Monday, January 5, 2015

Michigander Monday: Eric Gadzinski

I'm pleased to welcome Eric Gadzinski to Michigander Monday!  Eric is one of the nominees for the U.P. Poet Laureate position (for more info, click here).  I'll be talking with many of the nominees over the coming weeks.

Debbie:  Eric, please tell us a little about yourself.

Eric:  I was born in Vermont and until 40 lived in various places along the Northeast corridor (Boston-Philadelphia), with two notable exceptions in Mexico and North Carolina.  This year will be 20 in the UP, specifically the Sault and thereabouts.  Ph.D in leterchur from Temple University.  Was taking a cross country trip and stopped to get gas at the international bridge, looked up, and said "I'll be damned, there's a university here."  The rest is history.  

Debbie:  And, of course, we want to know all about your books.

Eric:  I've published in ones, twos and threes in a lot of print and electronic journals.  My book, Tattoo, is published by Finishing Line Press.

Debbie:  Other books or projects on the horizon?

Eric:  I have another book, Road's End, in circulation, and am slowly preparing two more (or one, we'll see).  I am also in the process of translating two Ojibway language poems by the early 19th C. author Jane Johnston Schoolcraft (from the Sault), in a manner that attempts to better capture the sound and sense than the hackneyed rhyming pentameter translations her husband made at the time. Way on the back burner is a paper about literary imposters, specifically two cases where poets have claimed to be (and write as) Vietnam veterans when they were not.

Debbie:  Upcoming appearances?

Eric:  Today I plan to appear at the Goodwill store to look for a sweater or book (I've had some good luck there recently with books).  Later I'll be appearing at Super Value to get something for supper.  Starting January 12 I will be appearing at various locations on the Lake Superior State University campus holding forth on various subjects in literature and composition.  You mean poetry readings?  None scheduled at the moment, although I think LSSU's English dept. might have something planned for April, poetry month, that may require something out loud from me.  Summer before last I participated in the UP Writers series.  I really liked reading for people in some of the small crossroad towns and woods villages up here.  People actually showed up for advertised poetry readings, which I thought was pretty remarkable.

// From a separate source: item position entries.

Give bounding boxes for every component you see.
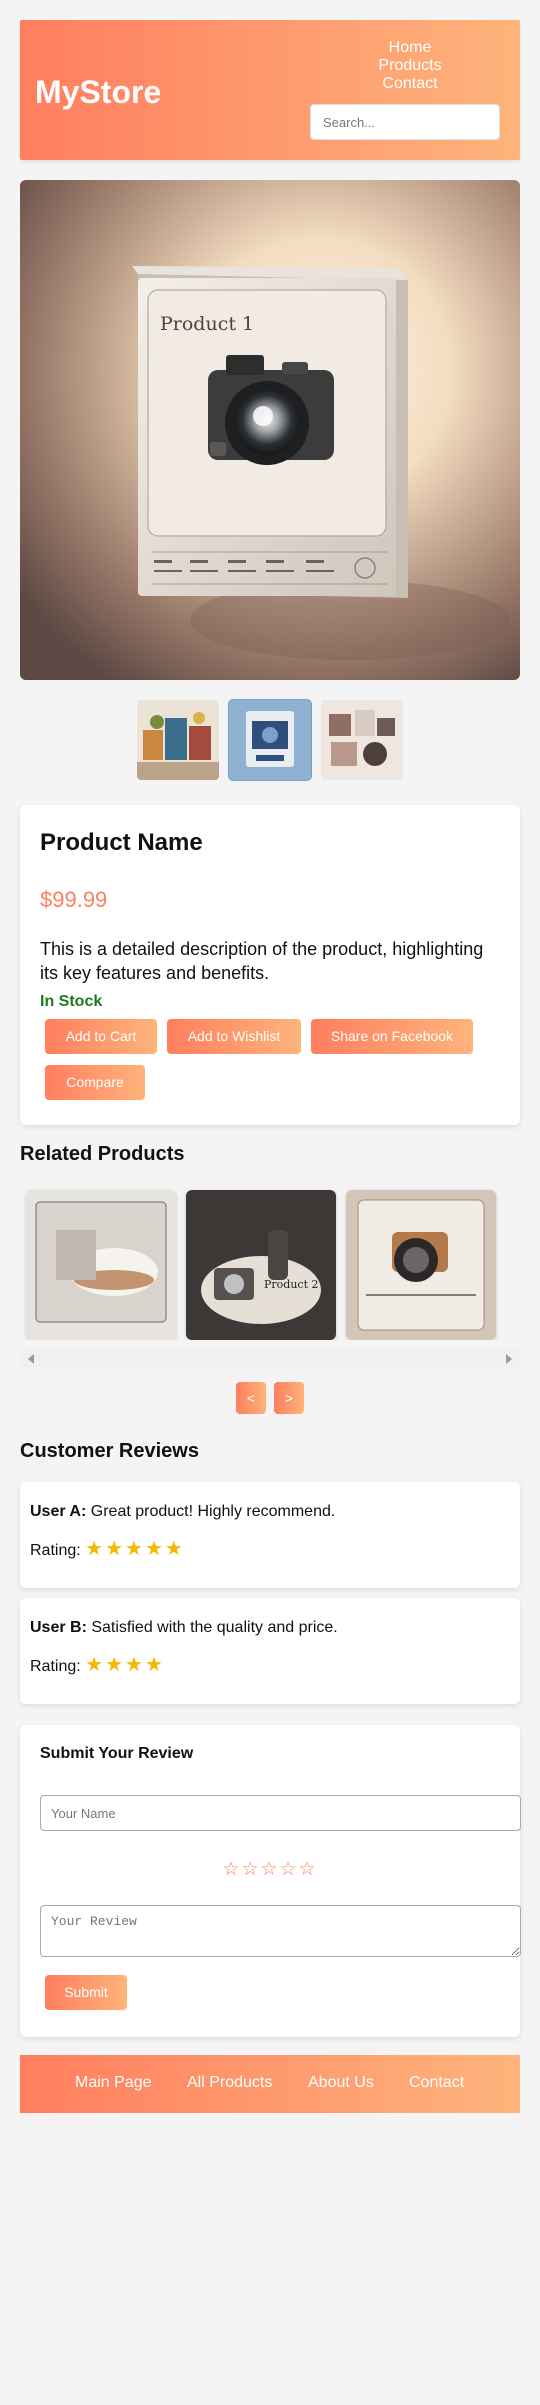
star-rating-input[interactable]: ☆☆☆☆☆ <box>20 1858 520 1881</box>
related-product-2[interactable]: Product 2 <box>186 1190 336 1340</box>
scroll-left-icon[interactable] <box>28 1354 34 1364</box>
rating-stars-icon: ★★★★ <box>85 1654 165 1676</box>
customer-reviews-heading: Customer Reviews <box>20 1440 199 1462</box>
add-to-cart-button[interactable]: Add to Cart <box>45 1019 157 1054</box>
carousel-next-button[interactable]: > <box>274 1382 304 1414</box>
nav-home-link[interactable]: Home <box>310 39 510 57</box>
main-nav: Home Products Contact <box>310 39 510 93</box>
related-products-carousel[interactable]: Product 2 <box>20 1185 520 1340</box>
site-header: MyStore Home Products Contact <box>20 20 520 160</box>
review-user: User B: <box>30 1619 87 1636</box>
product-description: This is a detailed description of the pr… <box>40 939 484 983</box>
review-user: User A: <box>30 1503 87 1520</box>
scroll-right-icon[interactable] <box>506 1354 512 1364</box>
review-text: Great product! Highly recommend. <box>90 1503 336 1520</box>
rating-stars-icon: ★★★★★ <box>85 1538 185 1560</box>
product-info-card: Product Name $99.99 This is a detailed d… <box>20 805 520 1125</box>
review-card: User B: Satisfied with the quality and p… <box>20 1598 520 1704</box>
review-card: User A: Great product! Highly recommend.… <box>20 1482 520 1588</box>
review-text: Satisfied with the quality and price. <box>91 1619 338 1636</box>
product-price: $99.99 <box>40 887 108 912</box>
store-logo[interactable]: MyStore <box>35 74 161 111</box>
rating-label: Rating: <box>30 1658 81 1675</box>
share-facebook-button[interactable]: Share on Facebook <box>311 1019 473 1054</box>
hero-product-label: Product 1 <box>160 313 254 335</box>
carousel-prev-button[interactable]: < <box>236 1382 266 1414</box>
footer-all-products-link[interactable]: All Products <box>187 2074 272 2092</box>
site-footer: Main Page All Products About Us Contact <box>20 2055 520 2113</box>
main-product-image: Product 1 <box>20 180 520 680</box>
submit-review-title: Submit Your Review <box>40 1745 194 1762</box>
footer-main-page-link[interactable]: Main Page <box>75 2074 152 2092</box>
compare-button[interactable]: Compare <box>45 1065 145 1100</box>
reviewer-name-input[interactable] <box>40 1795 521 1831</box>
footer-contact-link[interactable]: Contact <box>409 2074 464 2092</box>
product-name: Product Name <box>40 829 203 856</box>
thumbnail-3[interactable] <box>321 700 403 780</box>
svg-text:Product 2: Product 2 <box>264 1278 318 1291</box>
rating-label: Rating: <box>30 1542 81 1559</box>
footer-about-us-link[interactable]: About Us <box>308 2074 374 2092</box>
submit-review-button[interactable]: Submit <box>45 1975 127 2010</box>
thumbnail-strip <box>137 700 403 780</box>
stock-status: In Stock <box>40 993 103 1010</box>
submit-review-form: Submit Your Review ☆☆☆☆☆ Submit <box>20 1725 521 2037</box>
related-product-3[interactable] <box>346 1190 496 1340</box>
thumbnail-2-selected[interactable] <box>229 700 311 780</box>
nav-contact-link[interactable]: Contact <box>310 75 510 93</box>
related-products-heading: Related Products <box>20 1143 185 1165</box>
nav-products-link[interactable]: Products <box>310 57 510 75</box>
thumbnail-1[interactable] <box>137 700 219 780</box>
carousel-scrollbar[interactable] <box>20 1350 520 1367</box>
related-product-1[interactable] <box>26 1190 176 1340</box>
add-to-wishlist-button[interactable]: Add to Wishlist <box>167 1019 301 1054</box>
search-input[interactable] <box>310 104 500 140</box>
review-textarea[interactable] <box>40 1905 521 1957</box>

Debbie:  Do you have a favorite Michigan bookstore?  And/or a favorite Michigan library?

Eric:  Snowbound Books in Marquette is a nifty shop.  Peter White library, also Marquette, has been kind to me.  There used to be a fascinating used bookstore in Munising, since closed.  As I mentioned, I recently have had some pretty good luck at Goodwill in the Sault and you can't beat the prices.  We have a large used bookstore, UP North Books, in the Sault, that carries mostly romances and mysteries.

Debbie:  How about a favorite place in Michigan?

Eric:  Over thisaway, on the Bay Mills reservation, there's a place called Mission Hill with a local cemetery that also offers a spectacular overlook across the woods and Monacle Lake to the mouth of Lake Superior.  My wife and I used to go there before we were married, and go there still.

Debbie:  Do you have a Michigan event or happening that you love to attend?

Eric:  I get a kick out of going to any small place up here that has a Polish festival.  First one I went to here was one held in Strongs at the Crosscut Bar.  Soul food, polkas, beer.  People come for a good time whether or not their name ends in ski.

Debbie:  A few fun Michigan people we should all know about?

Eric:  Jillena Rose, of Sault Sainte Marie, is a laureate finalist who is native to the UP and writes exquisitely.  George Denger, LSSU professor of communication, outdoorsman, boxing afficionado, and hall of fame winner of an NCAA forensics pentathalon, is one of the most remarkable people I've met.  Carolyn Dale, assistant superintendent of the J.K.L. Lumsden Bahweting Anishnaable School in the Sault, is fast becoming nationally recognized for both Native American education and educational administration in general.

Debbie:  Something you'd like a non-Michigander to know about Michigan?

Eric:  Once you're a hundred miles north of Detroit you're pretty much on your own.

Debbie:  Last question.  Some folks in Michigan refer to themselves as Michiganders, others as Michiganians. For our ongoing vote tally: are you a Michigander or a Michiganian?

Eric:  Going to have to abstain on this.  My wife is a member of the Sault Tribe, Anishnaabe, the people, the first people.  The rest of us are Chmooks, which comes from the word for long knives (swords), and sounds a lot like the Yiddish "schmuck", but means white guys, honkys, crackers, them.  Don't care what kind of ander/anian you are, unless your bones go back thousands of years, we're all just tourists.

Debbie:  Eric, sounds like we need a new column for the tally!  Thank you so much for joining us today.